It’s big, green, historic, beautiful, and has more celebrities inside than you could ever imagine possible in an out-of-the-way spot in Brooklyn. Any day of the week, you can take a trip out to the lush woodlands, hills, and statuary gardens of Green-Wood Cemetery (and you should!), but every NYC history geek needs to visit the Museum of the City of New York’s A Beautiful Way to Go: New York’s Green-Wood Cemetery before October 13 to plumb the riches that have been assembled to celebrate its 175-year history.

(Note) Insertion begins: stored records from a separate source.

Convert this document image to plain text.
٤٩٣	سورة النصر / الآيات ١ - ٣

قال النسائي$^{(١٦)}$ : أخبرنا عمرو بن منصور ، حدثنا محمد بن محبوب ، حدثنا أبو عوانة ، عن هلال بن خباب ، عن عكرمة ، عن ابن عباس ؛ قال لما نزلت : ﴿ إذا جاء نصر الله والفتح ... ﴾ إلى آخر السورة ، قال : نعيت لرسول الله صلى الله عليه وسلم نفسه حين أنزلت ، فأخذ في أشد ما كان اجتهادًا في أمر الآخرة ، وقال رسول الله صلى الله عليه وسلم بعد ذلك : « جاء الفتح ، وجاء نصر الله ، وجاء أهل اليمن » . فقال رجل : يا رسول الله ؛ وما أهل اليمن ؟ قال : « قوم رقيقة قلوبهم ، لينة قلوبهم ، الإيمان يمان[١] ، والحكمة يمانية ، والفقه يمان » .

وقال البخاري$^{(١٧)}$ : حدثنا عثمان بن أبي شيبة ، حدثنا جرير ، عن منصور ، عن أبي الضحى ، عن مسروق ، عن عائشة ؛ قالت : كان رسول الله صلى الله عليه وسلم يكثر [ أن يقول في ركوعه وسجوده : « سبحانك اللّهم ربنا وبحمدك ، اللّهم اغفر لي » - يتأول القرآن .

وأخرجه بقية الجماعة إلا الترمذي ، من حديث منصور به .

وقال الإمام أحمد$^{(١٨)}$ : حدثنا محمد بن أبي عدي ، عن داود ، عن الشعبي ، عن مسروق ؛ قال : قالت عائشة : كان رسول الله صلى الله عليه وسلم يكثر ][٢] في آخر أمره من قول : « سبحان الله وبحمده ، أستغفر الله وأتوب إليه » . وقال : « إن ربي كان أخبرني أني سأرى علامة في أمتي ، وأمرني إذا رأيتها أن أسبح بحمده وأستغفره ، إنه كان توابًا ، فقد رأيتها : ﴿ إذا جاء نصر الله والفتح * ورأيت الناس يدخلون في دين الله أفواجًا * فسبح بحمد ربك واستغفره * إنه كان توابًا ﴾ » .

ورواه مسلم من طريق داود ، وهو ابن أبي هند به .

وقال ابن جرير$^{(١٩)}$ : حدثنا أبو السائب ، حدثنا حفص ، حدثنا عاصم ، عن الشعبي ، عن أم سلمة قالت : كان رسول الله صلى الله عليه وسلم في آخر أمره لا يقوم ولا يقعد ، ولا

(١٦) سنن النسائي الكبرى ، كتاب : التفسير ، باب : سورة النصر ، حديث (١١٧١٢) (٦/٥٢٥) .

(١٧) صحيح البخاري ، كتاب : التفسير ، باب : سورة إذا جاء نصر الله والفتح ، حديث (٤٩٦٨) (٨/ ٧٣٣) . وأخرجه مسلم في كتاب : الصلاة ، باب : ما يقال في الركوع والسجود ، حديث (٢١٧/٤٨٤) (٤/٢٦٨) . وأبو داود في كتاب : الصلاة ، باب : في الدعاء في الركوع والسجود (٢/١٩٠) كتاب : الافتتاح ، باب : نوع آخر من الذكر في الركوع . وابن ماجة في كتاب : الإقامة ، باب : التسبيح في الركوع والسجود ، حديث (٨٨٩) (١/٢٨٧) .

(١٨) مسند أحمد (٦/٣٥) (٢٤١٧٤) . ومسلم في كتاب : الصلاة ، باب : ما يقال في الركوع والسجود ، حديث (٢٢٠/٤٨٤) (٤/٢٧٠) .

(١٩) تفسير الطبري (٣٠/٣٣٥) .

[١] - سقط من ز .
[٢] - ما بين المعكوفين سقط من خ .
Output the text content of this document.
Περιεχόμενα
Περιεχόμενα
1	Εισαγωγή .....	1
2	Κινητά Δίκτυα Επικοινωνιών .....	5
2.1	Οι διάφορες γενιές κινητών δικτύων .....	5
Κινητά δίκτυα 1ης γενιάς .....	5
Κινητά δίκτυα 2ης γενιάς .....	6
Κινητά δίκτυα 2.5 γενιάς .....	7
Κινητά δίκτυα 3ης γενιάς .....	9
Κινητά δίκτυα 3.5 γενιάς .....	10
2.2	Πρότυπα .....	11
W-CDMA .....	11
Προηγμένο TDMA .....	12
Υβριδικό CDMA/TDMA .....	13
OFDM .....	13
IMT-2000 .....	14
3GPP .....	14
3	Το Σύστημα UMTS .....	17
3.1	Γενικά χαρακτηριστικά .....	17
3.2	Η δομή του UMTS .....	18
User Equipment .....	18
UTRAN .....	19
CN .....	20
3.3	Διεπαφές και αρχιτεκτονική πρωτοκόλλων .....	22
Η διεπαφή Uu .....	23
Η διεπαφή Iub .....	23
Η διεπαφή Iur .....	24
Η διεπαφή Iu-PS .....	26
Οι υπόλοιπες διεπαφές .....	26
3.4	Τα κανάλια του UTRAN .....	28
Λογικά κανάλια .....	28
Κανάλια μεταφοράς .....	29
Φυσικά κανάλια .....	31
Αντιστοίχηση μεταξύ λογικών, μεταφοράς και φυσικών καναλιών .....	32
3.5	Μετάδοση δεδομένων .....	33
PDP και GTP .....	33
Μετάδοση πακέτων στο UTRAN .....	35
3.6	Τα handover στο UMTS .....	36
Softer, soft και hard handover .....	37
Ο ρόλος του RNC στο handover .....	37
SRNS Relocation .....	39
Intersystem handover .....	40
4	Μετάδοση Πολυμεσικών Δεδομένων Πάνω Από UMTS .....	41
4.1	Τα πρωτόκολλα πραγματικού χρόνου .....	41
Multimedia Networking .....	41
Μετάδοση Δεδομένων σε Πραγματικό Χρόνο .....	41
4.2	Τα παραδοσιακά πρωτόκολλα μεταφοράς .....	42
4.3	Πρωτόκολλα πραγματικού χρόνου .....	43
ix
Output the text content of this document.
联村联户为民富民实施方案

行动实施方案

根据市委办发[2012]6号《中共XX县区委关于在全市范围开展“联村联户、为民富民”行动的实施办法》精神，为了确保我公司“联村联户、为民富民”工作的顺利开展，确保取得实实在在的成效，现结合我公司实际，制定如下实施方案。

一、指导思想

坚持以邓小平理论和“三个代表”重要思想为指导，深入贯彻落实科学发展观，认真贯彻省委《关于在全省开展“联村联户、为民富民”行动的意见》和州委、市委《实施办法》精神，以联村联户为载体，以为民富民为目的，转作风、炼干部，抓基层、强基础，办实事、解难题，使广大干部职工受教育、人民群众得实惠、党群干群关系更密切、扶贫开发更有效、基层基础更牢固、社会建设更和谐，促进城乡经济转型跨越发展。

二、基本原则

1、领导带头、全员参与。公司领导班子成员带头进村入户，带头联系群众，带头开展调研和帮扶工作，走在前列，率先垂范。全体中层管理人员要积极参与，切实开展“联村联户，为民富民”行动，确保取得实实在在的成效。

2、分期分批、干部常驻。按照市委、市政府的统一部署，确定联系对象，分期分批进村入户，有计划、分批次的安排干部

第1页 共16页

We’re providing a walk-through on our Flickr feed, but the virtual experience is no match for the first-hand encounters with objects associated with the New York titans that are interred within the 478 acres of hills and countryside of Green-Wood itself – Tiffany, Duncan Phyfe, Boss Tweed, and even The Little Drummer Boy.
Consider the retail giants and brands: All five Brooks Brothers (who invented ready-made suits in 1849), the six Steinways who made pianos in Queens, Ebhard Faber (remember pencils?), the Domino Sugar owners (who once had 98% of the entire US market and who gave most of their vast art collection to the Met), the creator of Chiclets, the founder of Pan Am, and even F.A.O. Schwartz (yes, it’s a person).
MCNY has put the map of Green-wood on the floor of the gallery and has placed vitrines with objects associated with the rich and famous sort-of where they would be in the actual cemetery. Walking through the show is like random-access memory. You don’t know what or who you’ll stumble upon.
The tribute includes artists (from Currier & Ives and Asher Durand to Leon Golub, Nancy Spero, and Jean-Michel Basquiat); composers (Frank Ebb, Mr. Bernstein, and disco legend Paul Jibara); and inventors of things like the safety razor, the sewing machine, soda fountains, and the safety pin (think about that). Yes, it all happened in New York.
Green-wood is New York’s equivalent of the Pere Lachaise Cemetery in Paris, full of vistas, trees, paths, lakes, works by celebrity sculptors, military memorials, and elaborate, ornate above-ground tombs. Lachaise spawned an international mania for sylvan-glade cemeteries when it opened in 1804, and when Mr. Pierrepont was laying out the Brooklyn street system in the early 1800s, he left a big, open green spot in the plan, where Green-Wood is today. It opened in 1838, predating Central Park, and grew into the No. 2 tourist attraction in the United States (after Niagara) by the 1850s.
The show’s front hall has spectacular landscape photos taken last year by Jeff Chien-Hsing Liao, serving as luring calling cards to take the actual expedition to Green-Wood and its celebrated trolley tours led by uber-historian Jeff Richman.